19. Allusion au Mariage de Télémaque, comédie lyrique en cinq actes et six tableaux de Jules Maître et Maurice Donnay, musique de Claude Terrasse (1867-1923), qui était l'auteur de plusieurs opérettes. Hahn écrit: " La musique de M. Claude Terrasse manque totalement " d'humanités "; son ironie a quelque chose de trop fruste, son style des négligences trop nombreuses; elle admet trop fréquemment - sans doute est-ce une façon de pratiquer l'anachronisme - des échos familiers. "

20. A propos des Ballets russes, Hahn fait allusion à " Gisèle, le célèbre et insipide ballet d'A. Adam. " - Il s'agit du compositeur de musique Adolphe-Charles-Adam (1803-1856). - Proust n'aura pas moins de " méchanceté " que son ami pour la musique d'Adam. Dans une scène d'une piquante ironie, il fera exprimer par le duc de Guermantes de l'enthousiasme pour la musique d'Adam et d'Auber, laissant entendre par là que ce sont des exemples de ce qui plaît aux personnes ayant " le goût instinctif de la mauvaise musique " : Le Côté de Guermantes, II, 449 et 191.

21. Allusion à une photographie qui accompagne un article de Jules Huret sur l'Amérique, montrant le défilé des mannequins chez Wanamaker.

22. Il s'agit d'Henri Duvernois, pseudonyme de Simon Schabacher (1875-1937), qui tenait la rubrique Les Livres de la Quinzaine, dans Fémina. Le numéro du 15 juillet 1910, p. 381, de cette revue venait de donner un échantillon de sa critique. Il avait fait paraître quelques romans, dont Les Marchandes d'oubli, paru chez Albin Michel au mois de juillet 1909.
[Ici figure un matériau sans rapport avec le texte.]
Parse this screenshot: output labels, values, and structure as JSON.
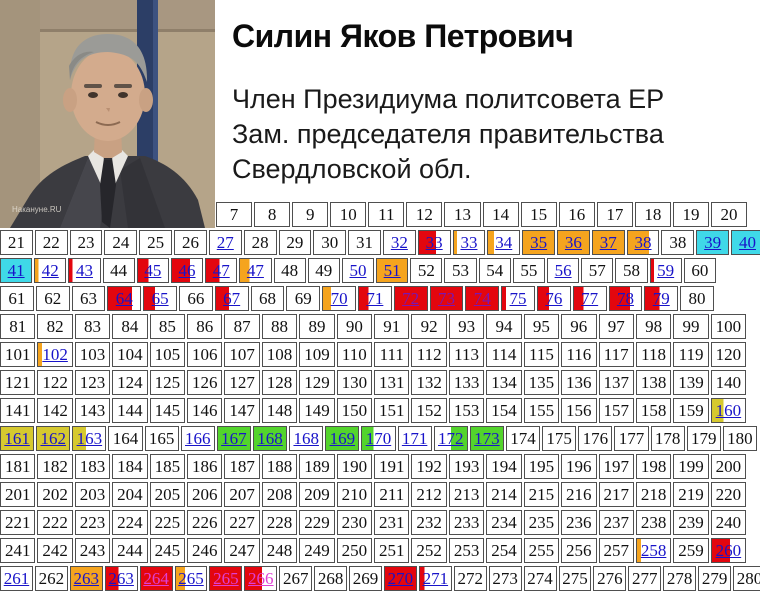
{
  "profile": {
    "name": "Силин Яков Петрович",
    "role_lines": [
      "Член Президиума политсовета ЕР",
      "Зам. председателя правительства",
      "Свердловской обл."
    ],
    "photo_watermark": "Накануне.RU"
  },
  "grid": {
    "colors": {
      "red": "#e3060e",
      "orange": "#f5a41e",
      "cyan": "#3fd9e8",
      "green": "#53d42c",
      "yellow": "#d6c92f",
      "link": "#1813c9",
      "visited": "#7a16b4",
      "magenta": "#df3fd3",
      "plain": "#111111"
    },
    "rows": [
      [
        {
          "n": "7"
        },
        {
          "n": "8"
        },
        {
          "n": "9"
        },
        {
          "n": "10"
        },
        {
          "n": "11"
        },
        {
          "n": "12"
        },
        {
          "n": "13"
        },
        {
          "n": "14"
        },
        {
          "n": "15"
        },
        {
          "n": "16"
        },
        {
          "n": "17"
        },
        {
          "n": "18"
        },
        {
          "n": "19"
        },
        {
          "n": "20"
        }
      ],
      [
        {
          "n": "21"
        },
        {
          "n": "22"
        },
        {
          "n": "23"
        },
        {
          "n": "24"
        },
        {
          "n": "25"
        },
        {
          "n": "26"
        },
        {
          "n": "27",
          "link": true
        },
        {
          "n": "28"
        },
        {
          "n": "29"
        },
        {
          "n": "30"
        },
        {
          "n": "31"
        },
        {
          "n": "32",
          "link": true
        },
        {
          "n": "33",
          "link": true,
          "hl": "red",
          "pct": 55
        },
        {
          "n": "33",
          "link": true,
          "hl": "orange",
          "pct": 10
        },
        {
          "n": "34",
          "link": true,
          "hl": "orange",
          "pct": 20
        },
        {
          "n": "35",
          "link": true,
          "hl": "orange",
          "pct": 100
        },
        {
          "n": "36",
          "link": true,
          "hl": "orange",
          "pct": 100
        },
        {
          "n": "37",
          "link": true,
          "hl": "orange",
          "pct": 100
        },
        {
          "n": "38",
          "link": true,
          "hl": "orange",
          "pct": 70
        },
        {
          "n": "38"
        },
        {
          "n": "39",
          "link": true,
          "hl": "cyan",
          "pct": 100
        },
        {
          "n": "40",
          "link": true,
          "hl": "cyan",
          "pct": 100
        }
      ],
      [
        {
          "n": "41",
          "link": true,
          "hl": "cyan",
          "pct": 100
        },
        {
          "n": "42",
          "link": true,
          "hl": "orange",
          "pct": 12
        },
        {
          "n": "43",
          "link": true,
          "hl": "red",
          "pct": 12
        },
        {
          "n": "44"
        },
        {
          "n": "45",
          "link": true,
          "hl": "red",
          "pct": 35
        },
        {
          "n": "46",
          "link": true,
          "hl": "red",
          "pct": 60
        },
        {
          "n": "47",
          "link": true,
          "hl": "red",
          "pct": 45
        },
        {
          "n": "47",
          "link": true,
          "hl": "orange",
          "pct": 30
        },
        {
          "n": "48"
        },
        {
          "n": "49"
        },
        {
          "n": "50",
          "link": true
        },
        {
          "n": "51",
          "link": true,
          "hl": "orange",
          "pct": 100
        },
        {
          "n": "52"
        },
        {
          "n": "53"
        },
        {
          "n": "54"
        },
        {
          "n": "55"
        },
        {
          "n": "56",
          "link": true
        },
        {
          "n": "57"
        },
        {
          "n": "58"
        },
        {
          "n": "59",
          "link": true,
          "hl": "red",
          "pct": 10
        },
        {
          "n": "60"
        }
      ],
      [
        {
          "n": "61"
        },
        {
          "n": "62"
        },
        {
          "n": "63"
        },
        {
          "n": "64",
          "link": true,
          "hl": "red",
          "pct": 75
        },
        {
          "n": "65",
          "link": true,
          "hl": "red",
          "pct": 35
        },
        {
          "n": "66"
        },
        {
          "n": "67",
          "link": true,
          "hl": "red",
          "pct": 40
        },
        {
          "n": "68"
        },
        {
          "n": "69"
        },
        {
          "n": "70",
          "link": true,
          "hl": "orange",
          "pct": 25
        },
        {
          "n": "71",
          "link": true,
          "hl": "red",
          "pct": 30
        },
        {
          "n": "72",
          "link": true,
          "hl": "red",
          "pct": 100,
          "tc": "visited"
        },
        {
          "n": "73",
          "link": true,
          "hl": "red",
          "pct": 100,
          "tc": "visited"
        },
        {
          "n": "74",
          "link": true,
          "hl": "red",
          "pct": 100,
          "tc": "visited"
        },
        {
          "n": "75",
          "link": true,
          "hl": "red",
          "pct": 12
        },
        {
          "n": "76",
          "link": true,
          "hl": "red",
          "pct": 35
        },
        {
          "n": "77",
          "link": true,
          "hl": "red",
          "pct": 30
        },
        {
          "n": "78",
          "link": true,
          "hl": "red",
          "pct": 65
        },
        {
          "n": "79",
          "link": true,
          "hl": "red",
          "pct": 45
        },
        {
          "n": "80"
        }
      ],
      [
        {
          "n": "81"
        },
        {
          "n": "82"
        },
        {
          "n": "83"
        },
        {
          "n": "84"
        },
        {
          "n": "85"
        },
        {
          "n": "86"
        },
        {
          "n": "87"
        },
        {
          "n": "88"
        },
        {
          "n": "89"
        },
        {
          "n": "90"
        },
        {
          "n": "91"
        },
        {
          "n": "92"
        },
        {
          "n": "93"
        },
        {
          "n": "94"
        },
        {
          "n": "95"
        },
        {
          "n": "96"
        },
        {
          "n": "97"
        },
        {
          "n": "98"
        },
        {
          "n": "99"
        },
        {
          "n": "100"
        }
      ],
      [
        {
          "n": "101"
        },
        {
          "n": "102",
          "link": true,
          "hl": "orange",
          "pct": 12
        },
        {
          "n": "103"
        },
        {
          "n": "104"
        },
        {
          "n": "105"
        },
        {
          "n": "106"
        },
        {
          "n": "107"
        },
        {
          "n": "108"
        },
        {
          "n": "109"
        },
        {
          "n": "110"
        },
        {
          "n": "111"
        },
        {
          "n": "112"
        },
        {
          "n": "113"
        },
        {
          "n": "114"
        },
        {
          "n": "115"
        },
        {
          "n": "116"
        },
        {
          "n": "117"
        },
        {
          "n": "118"
        },
        {
          "n": "119"
        },
        {
          "n": "120"
        }
      ],
      [
        {
          "n": "121"
        },
        {
          "n": "122"
        },
        {
          "n": "123"
        },
        {
          "n": "124"
        },
        {
          "n": "125"
        },
        {
          "n": "126"
        },
        {
          "n": "127"
        },
        {
          "n": "128"
        },
        {
          "n": "129"
        },
        {
          "n": "130"
        },
        {
          "n": "131"
        },
        {
          "n": "132"
        },
        {
          "n": "133"
        },
        {
          "n": "134"
        },
        {
          "n": "135"
        },
        {
          "n": "136"
        },
        {
          "n": "137"
        },
        {
          "n": "138"
        },
        {
          "n": "139"
        },
        {
          "n": "140"
        }
      ],
      [
        {
          "n": "141"
        },
        {
          "n": "142"
        },
        {
          "n": "143"
        },
        {
          "n": "144"
        },
        {
          "n": "145"
        },
        {
          "n": "146"
        },
        {
          "n": "147"
        },
        {
          "n": "148"
        },
        {
          "n": "149"
        },
        {
          "n": "150"
        },
        {
          "n": "151"
        },
        {
          "n": "152"
        },
        {
          "n": "153"
        },
        {
          "n": "154"
        },
        {
          "n": "155"
        },
        {
          "n": "156"
        },
        {
          "n": "157"
        },
        {
          "n": "158"
        },
        {
          "n": "159"
        },
        {
          "n": "160",
          "link": true,
          "hl": "yellow",
          "pct": 35
        }
      ],
      [
        {
          "n": "161",
          "link": true,
          "hl": "yellow",
          "pct": 100
        },
        {
          "n": "162",
          "link": true,
          "hl": "yellow",
          "pct": 100
        },
        {
          "n": "163",
          "link": true,
          "hl": "yellow",
          "pct": 40
        },
        {
          "n": "164"
        },
        {
          "n": "165"
        },
        {
          "n": "166",
          "link": true
        },
        {
          "n": "167",
          "link": true,
          "hl": "green",
          "pct": 100
        },
        {
          "n": "168",
          "link": true,
          "hl": "green",
          "pct": 100
        },
        {
          "n": "168",
          "link": true
        },
        {
          "n": "169",
          "link": true,
          "hl": "green",
          "pct": 100
        },
        {
          "n": "170",
          "link": true,
          "hl": "green",
          "pct": 35
        },
        {
          "n": "171",
          "link": true
        },
        {
          "n": "172",
          "link": true,
          "hl": "green",
          "pct": 50,
          "side": "right"
        },
        {
          "n": "173",
          "link": true,
          "hl": "green",
          "pct": 100
        },
        {
          "n": "174"
        },
        {
          "n": "175"
        },
        {
          "n": "176"
        },
        {
          "n": "177"
        },
        {
          "n": "178"
        },
        {
          "n": "179"
        },
        {
          "n": "180"
        }
      ],
      [
        {
          "n": "181"
        },
        {
          "n": "182"
        },
        {
          "n": "183"
        },
        {
          "n": "184"
        },
        {
          "n": "185"
        },
        {
          "n": "186"
        },
        {
          "n": "187"
        },
        {
          "n": "188"
        },
        {
          "n": "189"
        },
        {
          "n": "190"
        },
        {
          "n": "191"
        },
        {
          "n": "192"
        },
        {
          "n": "193"
        },
        {
          "n": "194"
        },
        {
          "n": "195"
        },
        {
          "n": "196"
        },
        {
          "n": "197"
        },
        {
          "n": "198"
        },
        {
          "n": "199"
        },
        {
          "n": "200"
        }
      ],
      [
        {
          "n": "201"
        },
        {
          "n": "202"
        },
        {
          "n": "203"
        },
        {
          "n": "204"
        },
        {
          "n": "205"
        },
        {
          "n": "206"
        },
        {
          "n": "207"
        },
        {
          "n": "208"
        },
        {
          "n": "209"
        },
        {
          "n": "210"
        },
        {
          "n": "211"
        },
        {
          "n": "212"
        },
        {
          "n": "213"
        },
        {
          "n": "214"
        },
        {
          "n": "215"
        },
        {
          "n": "216"
        },
        {
          "n": "217"
        },
        {
          "n": "218"
        },
        {
          "n": "219"
        },
        {
          "n": "220"
        }
      ],
      [
        {
          "n": "221"
        },
        {
          "n": "222"
        },
        {
          "n": "223"
        },
        {
          "n": "224"
        },
        {
          "n": "225"
        },
        {
          "n": "226"
        },
        {
          "n": "227"
        },
        {
          "n": "228"
        },
        {
          "n": "229"
        },
        {
          "n": "230"
        },
        {
          "n": "231"
        },
        {
          "n": "232"
        },
        {
          "n": "233"
        },
        {
          "n": "234"
        },
        {
          "n": "235"
        },
        {
          "n": "236"
        },
        {
          "n": "237"
        },
        {
          "n": "238"
        },
        {
          "n": "239"
        },
        {
          "n": "240"
        }
      ],
      [
        {
          "n": "241"
        },
        {
          "n": "242"
        },
        {
          "n": "243"
        },
        {
          "n": "244"
        },
        {
          "n": "245"
        },
        {
          "n": "246"
        },
        {
          "n": "247"
        },
        {
          "n": "248"
        },
        {
          "n": "249"
        },
        {
          "n": "250"
        },
        {
          "n": "251"
        },
        {
          "n": "252"
        },
        {
          "n": "253"
        },
        {
          "n": "254"
        },
        {
          "n": "255"
        },
        {
          "n": "256"
        },
        {
          "n": "257"
        },
        {
          "n": "258",
          "link": true,
          "hl": "orange",
          "pct": 12
        },
        {
          "n": "259"
        },
        {
          "n": "260",
          "link": true,
          "hl": "red",
          "pct": 55
        }
      ],
      [
        {
          "n": "261",
          "link": true
        },
        {
          "n": "262"
        },
        {
          "n": "263",
          "link": true,
          "hl": "orange",
          "pct": 100
        },
        {
          "n": "263",
          "link": true,
          "hl": "red",
          "pct": 40
        },
        {
          "n": "264",
          "link": true,
          "hl": "red",
          "pct": 100,
          "tc": "magenta"
        },
        {
          "n": "265",
          "link": true,
          "hl": "orange",
          "pct": 30
        },
        {
          "n": "265",
          "link": true,
          "hl": "red",
          "pct": 100,
          "tc": "magenta"
        },
        {
          "n": "266",
          "link": true,
          "hl": "red",
          "pct": 55,
          "tc": "magenta"
        },
        {
          "n": "267"
        },
        {
          "n": "268"
        },
        {
          "n": "269"
        },
        {
          "n": "270",
          "link": true,
          "hl": "red",
          "pct": 100
        },
        {
          "n": "271",
          "link": true,
          "hl": "red",
          "pct": 15
        },
        {
          "n": "272"
        },
        {
          "n": "273"
        },
        {
          "n": "274"
        },
        {
          "n": "275"
        },
        {
          "n": "276"
        },
        {
          "n": "277"
        },
        {
          "n": "278"
        },
        {
          "n": "279"
        },
        {
          "n": "280"
        }
      ]
    ]
  }
}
23. Il semble être question du prix Balzac que le comité de la Société des Gens de lettres avait accordé à Henri Duvernois et à d'autres candidats dans sa séance du 13 décembre 1909. - Le Figaro, 14 décembre 1909, p. 3. Cf. Cor, VI, 154, note 5.

24. Voir à ce sujet la note 2 de la lettre 59 à Daireaux ci-dessus.